L’article est disponible ici. Merci à Vincent Mongaillard.
À l’entrée du lycée Victor-Duruy, dans le quartier chic des Invalides à Paris, Simon, Milo, Alexis et Noam, 15 ans, retrouvent un pote. « Ça va frère ? », demande l’un d’eux, imité par ses pairs. Il n’y a pourtant aucun lien de parenté dans cette bande. Mais voilà, le monde des ados est devenu une famille ultra-nombreuse où l’on met du « frère » à chaque fin de phrase.
« C’est une manière de dire : Tu comptes pour moi et je peux compter sur toi. Une façon de montrer qu’il existe un vrai feeling entre nous.
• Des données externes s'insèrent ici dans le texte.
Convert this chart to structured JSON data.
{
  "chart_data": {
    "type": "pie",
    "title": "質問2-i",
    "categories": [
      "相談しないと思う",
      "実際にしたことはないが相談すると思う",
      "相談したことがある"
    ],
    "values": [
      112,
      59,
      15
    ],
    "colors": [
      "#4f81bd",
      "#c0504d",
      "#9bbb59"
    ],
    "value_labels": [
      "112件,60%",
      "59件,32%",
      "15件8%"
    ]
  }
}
Mais ça peut aussi vite devenir un tic de langage comme genre », préviennent ces fils de bonne famille. Le plus étonnant, c’est que désormais les filles entre elles se donnent du « frère » plutôt que de la « sœur », comme s’il n’y avait plus de distinction de sexe. On entend également un garçon lancer à une fille « prête moi ton stylo frère ». Ou un frangin demander à la maison à sa petite sœur : « T’as vu le dernier clip de PNL, frère ? » Et, dans un réflexe de Pavlov, interpeller sur le même mode… son père !
Jusqu’à l’overdose
Ce qui est aussi nouveau dans ce mot-ponctuation, c’est qu’il s’est généralisé à l’ensemble des classes sociales. L’intrus est apparu dans les années 1980 dans les banlieues, inspiré de la culture hip-hop américaine distillant du « brother » (frère en anglais) et son diminutif « bro » à toutes les sauces. Selon la linguiste Aurore Vincenti, cet argot de la dalle, « un temps synonyme d’appartenance dans les milieux clos » se « diffuse aujourd’hui de plus en plus vite vers les beaux quartiers grâce notamment au rap, musique démocratique écoutée même dans les milieux les plus aisés », observe celle qui a écrit « les Mots du bitume » (Le Robert).
L’émission de téléréalité sur W 9, « les Marseillais », compte aussi d’excellents ambassadeurs, en particulier un trublion prénommé Greg qui emploie « frère » jusqu’à l’overdose. « A la base, ce n’est pas censé faire partie de notre vocabulaire parce que c’est étiqueté cités », résume Palmyre, 15 ans, en 1re littéraire à Victor-Duruy. « Dire frère ou frérot, c’est très masculin. Ma meilleure amie l’utilise quand elle s’énerve. En vrai, c’est pour montrer qu’elle est un peu mec, un peu bad boy », sourit Clémence, 18 ans, en terminale L.
Li-Ahn, 15 ans, en seconde, y a recours quand elle « friendzone », comprenez : quand elle exclut toute relation amoureuse avec un interlocuteur. « Si on me dit T’es jolie et que je ne suis pas séduite, je réponds : Merci bro ou Merci frère ! Cela installe une distance », précise-t-elle.